Bear Fox (Kenkiohkokhtha) is a member of The Ahkwesahsne Women Singers (Kontiwennaha:wi), a traditional singing group. She has written many songs for Kontiwennaha:wi and has previously released a solo, a cappella collection of her songs. "Spirit Fire" is the first recording that she has done with contemporary instruments.
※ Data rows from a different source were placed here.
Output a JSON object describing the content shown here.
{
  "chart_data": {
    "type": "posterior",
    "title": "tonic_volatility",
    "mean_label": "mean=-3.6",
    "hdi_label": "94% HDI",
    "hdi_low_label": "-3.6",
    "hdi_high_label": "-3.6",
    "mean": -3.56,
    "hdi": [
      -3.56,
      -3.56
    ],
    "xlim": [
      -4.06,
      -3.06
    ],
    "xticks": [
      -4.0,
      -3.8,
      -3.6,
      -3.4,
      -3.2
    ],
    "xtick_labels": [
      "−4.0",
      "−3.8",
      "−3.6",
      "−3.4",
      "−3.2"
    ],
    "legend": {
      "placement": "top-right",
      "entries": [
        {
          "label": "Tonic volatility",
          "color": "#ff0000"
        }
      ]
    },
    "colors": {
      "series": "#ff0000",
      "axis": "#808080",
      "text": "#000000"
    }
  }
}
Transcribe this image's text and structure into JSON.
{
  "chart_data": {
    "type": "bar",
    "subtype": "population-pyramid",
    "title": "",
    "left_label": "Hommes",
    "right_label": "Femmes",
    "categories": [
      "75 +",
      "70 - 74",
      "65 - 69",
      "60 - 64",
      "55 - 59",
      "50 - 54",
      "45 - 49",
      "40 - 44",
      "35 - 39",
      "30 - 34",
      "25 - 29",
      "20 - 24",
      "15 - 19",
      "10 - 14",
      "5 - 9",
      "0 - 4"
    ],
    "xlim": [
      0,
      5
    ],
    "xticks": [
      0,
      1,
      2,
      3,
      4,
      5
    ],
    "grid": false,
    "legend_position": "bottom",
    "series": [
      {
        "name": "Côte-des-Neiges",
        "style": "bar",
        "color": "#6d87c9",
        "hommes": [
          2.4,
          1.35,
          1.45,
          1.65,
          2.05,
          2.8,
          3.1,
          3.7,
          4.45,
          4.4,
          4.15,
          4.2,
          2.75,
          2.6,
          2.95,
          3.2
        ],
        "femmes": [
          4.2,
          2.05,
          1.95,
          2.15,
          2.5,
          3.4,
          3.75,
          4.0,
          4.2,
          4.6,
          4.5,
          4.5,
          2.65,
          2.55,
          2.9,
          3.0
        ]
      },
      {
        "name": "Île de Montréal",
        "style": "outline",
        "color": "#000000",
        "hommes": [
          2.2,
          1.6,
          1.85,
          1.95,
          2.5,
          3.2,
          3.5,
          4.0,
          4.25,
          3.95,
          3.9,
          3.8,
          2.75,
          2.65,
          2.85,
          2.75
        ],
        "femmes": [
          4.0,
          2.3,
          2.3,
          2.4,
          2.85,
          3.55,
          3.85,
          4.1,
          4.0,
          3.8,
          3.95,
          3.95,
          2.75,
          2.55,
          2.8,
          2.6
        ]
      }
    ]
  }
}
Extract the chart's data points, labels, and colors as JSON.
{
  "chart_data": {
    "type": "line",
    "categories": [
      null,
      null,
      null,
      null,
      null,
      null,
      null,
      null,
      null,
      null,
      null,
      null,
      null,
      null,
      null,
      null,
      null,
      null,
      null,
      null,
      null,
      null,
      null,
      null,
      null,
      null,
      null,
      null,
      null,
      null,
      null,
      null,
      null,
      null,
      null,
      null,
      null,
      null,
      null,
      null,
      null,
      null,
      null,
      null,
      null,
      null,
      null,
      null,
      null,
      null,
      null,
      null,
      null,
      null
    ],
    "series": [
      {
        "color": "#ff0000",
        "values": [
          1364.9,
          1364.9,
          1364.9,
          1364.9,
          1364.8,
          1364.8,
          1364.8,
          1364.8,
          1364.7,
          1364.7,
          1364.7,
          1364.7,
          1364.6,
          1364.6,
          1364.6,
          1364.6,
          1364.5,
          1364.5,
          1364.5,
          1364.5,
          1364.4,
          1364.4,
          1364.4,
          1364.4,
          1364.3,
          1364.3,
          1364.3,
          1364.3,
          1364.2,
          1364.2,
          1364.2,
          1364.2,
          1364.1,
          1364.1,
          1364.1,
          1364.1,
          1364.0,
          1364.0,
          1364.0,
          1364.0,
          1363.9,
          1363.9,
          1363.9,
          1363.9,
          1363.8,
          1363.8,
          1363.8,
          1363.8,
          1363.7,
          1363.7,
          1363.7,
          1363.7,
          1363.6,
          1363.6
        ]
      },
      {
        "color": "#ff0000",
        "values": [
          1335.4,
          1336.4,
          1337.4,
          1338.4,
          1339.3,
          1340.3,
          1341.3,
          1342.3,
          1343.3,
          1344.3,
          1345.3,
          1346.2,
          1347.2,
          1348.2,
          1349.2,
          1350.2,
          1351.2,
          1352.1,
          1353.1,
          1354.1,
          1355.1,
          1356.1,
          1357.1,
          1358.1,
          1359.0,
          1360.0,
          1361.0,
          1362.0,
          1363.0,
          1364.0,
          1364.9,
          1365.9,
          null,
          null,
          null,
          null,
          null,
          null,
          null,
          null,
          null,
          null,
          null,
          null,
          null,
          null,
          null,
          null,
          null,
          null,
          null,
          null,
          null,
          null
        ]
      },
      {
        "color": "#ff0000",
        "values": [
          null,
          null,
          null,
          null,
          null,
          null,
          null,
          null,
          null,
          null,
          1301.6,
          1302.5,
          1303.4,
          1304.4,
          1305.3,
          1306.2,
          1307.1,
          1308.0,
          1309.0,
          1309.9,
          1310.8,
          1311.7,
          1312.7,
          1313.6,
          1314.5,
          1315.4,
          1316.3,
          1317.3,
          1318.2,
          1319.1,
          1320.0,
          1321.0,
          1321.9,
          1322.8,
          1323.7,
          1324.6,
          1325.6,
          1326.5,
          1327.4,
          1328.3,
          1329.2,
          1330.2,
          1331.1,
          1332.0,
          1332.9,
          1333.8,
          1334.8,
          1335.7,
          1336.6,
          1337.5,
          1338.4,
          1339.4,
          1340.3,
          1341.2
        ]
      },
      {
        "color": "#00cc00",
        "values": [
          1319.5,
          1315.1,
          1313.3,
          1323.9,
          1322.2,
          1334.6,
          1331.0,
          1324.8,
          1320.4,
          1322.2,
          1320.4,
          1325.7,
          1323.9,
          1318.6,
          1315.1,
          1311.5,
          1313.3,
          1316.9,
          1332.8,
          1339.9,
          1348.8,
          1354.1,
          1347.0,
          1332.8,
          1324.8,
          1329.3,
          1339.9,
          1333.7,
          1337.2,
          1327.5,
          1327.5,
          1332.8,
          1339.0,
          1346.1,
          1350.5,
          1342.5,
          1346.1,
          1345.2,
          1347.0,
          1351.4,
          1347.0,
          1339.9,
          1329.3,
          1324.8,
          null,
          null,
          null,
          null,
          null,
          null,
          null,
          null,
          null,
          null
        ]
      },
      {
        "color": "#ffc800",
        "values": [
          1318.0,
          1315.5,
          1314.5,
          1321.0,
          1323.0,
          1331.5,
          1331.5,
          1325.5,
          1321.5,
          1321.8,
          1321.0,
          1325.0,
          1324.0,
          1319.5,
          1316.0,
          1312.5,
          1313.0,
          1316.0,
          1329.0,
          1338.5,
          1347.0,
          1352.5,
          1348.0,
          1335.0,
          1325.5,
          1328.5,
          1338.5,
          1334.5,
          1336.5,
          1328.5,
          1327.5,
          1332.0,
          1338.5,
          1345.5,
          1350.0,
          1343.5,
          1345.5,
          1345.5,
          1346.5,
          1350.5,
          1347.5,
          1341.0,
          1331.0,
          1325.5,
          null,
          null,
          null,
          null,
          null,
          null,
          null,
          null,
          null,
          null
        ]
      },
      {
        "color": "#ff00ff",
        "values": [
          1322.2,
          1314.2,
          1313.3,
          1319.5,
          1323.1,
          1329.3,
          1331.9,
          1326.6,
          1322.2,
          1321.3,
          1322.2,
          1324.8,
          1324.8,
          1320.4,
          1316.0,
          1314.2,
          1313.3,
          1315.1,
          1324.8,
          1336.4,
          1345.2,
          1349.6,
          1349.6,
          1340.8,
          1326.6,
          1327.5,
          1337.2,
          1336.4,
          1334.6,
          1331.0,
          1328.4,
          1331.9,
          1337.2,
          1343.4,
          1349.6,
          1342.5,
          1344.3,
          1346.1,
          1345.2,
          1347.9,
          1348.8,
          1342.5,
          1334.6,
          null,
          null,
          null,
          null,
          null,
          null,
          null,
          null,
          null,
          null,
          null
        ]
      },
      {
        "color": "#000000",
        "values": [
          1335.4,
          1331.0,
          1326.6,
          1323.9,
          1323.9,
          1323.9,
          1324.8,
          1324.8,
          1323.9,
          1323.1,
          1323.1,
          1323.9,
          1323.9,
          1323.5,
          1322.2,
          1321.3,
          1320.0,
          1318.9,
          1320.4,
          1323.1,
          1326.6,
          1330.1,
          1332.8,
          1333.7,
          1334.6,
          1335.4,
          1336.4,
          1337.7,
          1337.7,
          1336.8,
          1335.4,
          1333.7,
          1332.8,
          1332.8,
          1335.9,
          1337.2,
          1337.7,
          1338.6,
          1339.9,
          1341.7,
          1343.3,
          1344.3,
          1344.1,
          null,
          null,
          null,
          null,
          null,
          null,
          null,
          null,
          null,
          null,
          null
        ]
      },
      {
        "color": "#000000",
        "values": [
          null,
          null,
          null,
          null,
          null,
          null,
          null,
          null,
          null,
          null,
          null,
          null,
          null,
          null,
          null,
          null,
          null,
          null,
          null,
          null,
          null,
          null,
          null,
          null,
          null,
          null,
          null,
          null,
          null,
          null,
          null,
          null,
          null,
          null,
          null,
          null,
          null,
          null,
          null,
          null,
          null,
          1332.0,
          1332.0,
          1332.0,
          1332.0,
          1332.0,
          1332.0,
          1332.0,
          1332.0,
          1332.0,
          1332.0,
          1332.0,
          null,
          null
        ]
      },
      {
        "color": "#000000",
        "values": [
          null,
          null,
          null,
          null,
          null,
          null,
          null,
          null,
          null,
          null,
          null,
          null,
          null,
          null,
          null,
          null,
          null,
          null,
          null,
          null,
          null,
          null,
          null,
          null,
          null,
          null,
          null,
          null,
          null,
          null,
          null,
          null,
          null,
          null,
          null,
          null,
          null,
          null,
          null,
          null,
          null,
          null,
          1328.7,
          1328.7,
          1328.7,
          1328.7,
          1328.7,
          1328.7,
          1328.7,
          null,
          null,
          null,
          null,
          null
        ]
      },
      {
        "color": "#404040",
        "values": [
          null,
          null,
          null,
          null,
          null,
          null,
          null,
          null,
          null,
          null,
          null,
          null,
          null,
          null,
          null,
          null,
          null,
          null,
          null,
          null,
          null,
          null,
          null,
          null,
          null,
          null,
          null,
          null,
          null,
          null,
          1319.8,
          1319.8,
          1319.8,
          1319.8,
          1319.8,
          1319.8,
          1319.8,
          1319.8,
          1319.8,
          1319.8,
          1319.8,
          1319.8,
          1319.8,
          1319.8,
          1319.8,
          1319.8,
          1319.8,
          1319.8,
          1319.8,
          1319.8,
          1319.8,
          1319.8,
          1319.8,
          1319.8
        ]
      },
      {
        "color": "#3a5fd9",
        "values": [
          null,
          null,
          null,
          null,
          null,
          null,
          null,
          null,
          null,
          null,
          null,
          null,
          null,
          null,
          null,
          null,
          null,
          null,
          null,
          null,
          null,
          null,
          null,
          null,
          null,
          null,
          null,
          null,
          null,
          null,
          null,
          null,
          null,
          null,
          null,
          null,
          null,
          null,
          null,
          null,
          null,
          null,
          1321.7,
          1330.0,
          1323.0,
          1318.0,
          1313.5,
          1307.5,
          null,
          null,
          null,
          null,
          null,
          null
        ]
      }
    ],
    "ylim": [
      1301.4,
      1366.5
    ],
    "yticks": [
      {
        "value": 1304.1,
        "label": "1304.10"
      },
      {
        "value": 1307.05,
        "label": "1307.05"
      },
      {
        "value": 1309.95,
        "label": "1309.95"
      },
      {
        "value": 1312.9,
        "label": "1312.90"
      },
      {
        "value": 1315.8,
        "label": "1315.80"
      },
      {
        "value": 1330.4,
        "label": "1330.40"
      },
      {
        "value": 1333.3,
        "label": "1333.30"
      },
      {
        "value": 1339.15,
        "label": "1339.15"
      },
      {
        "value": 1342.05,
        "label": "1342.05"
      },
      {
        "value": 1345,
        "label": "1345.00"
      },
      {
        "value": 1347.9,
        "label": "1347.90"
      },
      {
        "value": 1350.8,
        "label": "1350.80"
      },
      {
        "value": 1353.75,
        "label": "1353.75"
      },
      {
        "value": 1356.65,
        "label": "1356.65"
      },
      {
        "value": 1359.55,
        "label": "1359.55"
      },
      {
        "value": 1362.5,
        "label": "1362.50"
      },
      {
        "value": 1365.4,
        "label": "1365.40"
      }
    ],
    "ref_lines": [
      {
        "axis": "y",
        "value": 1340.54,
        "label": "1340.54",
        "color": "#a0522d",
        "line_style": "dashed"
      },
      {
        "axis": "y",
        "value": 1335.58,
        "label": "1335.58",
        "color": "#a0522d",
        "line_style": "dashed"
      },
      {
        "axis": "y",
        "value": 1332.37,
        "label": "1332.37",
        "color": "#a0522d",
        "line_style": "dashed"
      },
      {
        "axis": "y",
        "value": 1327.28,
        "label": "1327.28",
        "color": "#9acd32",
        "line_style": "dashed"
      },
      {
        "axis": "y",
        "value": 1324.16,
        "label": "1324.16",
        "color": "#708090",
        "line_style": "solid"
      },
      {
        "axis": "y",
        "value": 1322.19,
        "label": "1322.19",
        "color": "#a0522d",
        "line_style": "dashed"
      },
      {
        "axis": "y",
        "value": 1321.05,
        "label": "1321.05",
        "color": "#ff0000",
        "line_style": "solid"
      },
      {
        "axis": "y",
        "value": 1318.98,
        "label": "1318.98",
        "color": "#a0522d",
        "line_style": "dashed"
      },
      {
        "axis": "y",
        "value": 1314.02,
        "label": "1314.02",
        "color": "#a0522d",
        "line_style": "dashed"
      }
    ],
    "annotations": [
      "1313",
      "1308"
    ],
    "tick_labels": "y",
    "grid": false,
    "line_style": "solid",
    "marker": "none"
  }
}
The songs on "Spirit Fire" reflect Bear’s life on the Ahkwesahsne Reserve, which spans the border between Northern New York State and Canada. One of fourteen children and the mother of five, family matters play a prime role in her writing. "Rich Girl", for instance, describes her experience growing up in a large family that struggled to make ends meet:
Our house it was very old / In the winter it was so cold / Wood-filled woodstove for our heat / Bundled in blankets we would sleep / People thought that we were poor / Because of the holes in our floor / But I’m a rich girl can’t you see / So much love in our family
"Ironworking Hubby" pays homage to the Ahkwesahsne tradition of high-steel work while also describing the frustrations felt by family members left home for extended periods.
Several of the songs are in the Mohawk language, with lyrics written by Margaret Peters. Another song "Kanienkeha Blues" tells of the difficulties Bear has encountered trying to learn her native language as an adult.
The music on "Spirit Fire" can best be described as contemporary Native American folk, with acoustic guitar being the main accompanying instrument, fleshed out here and there with bass guitar, harmonica, and percussion. Four of the songs are presented a cappella. The album was produced by Eddy Lawrence, who also provided instrumental backing and engineered the recording.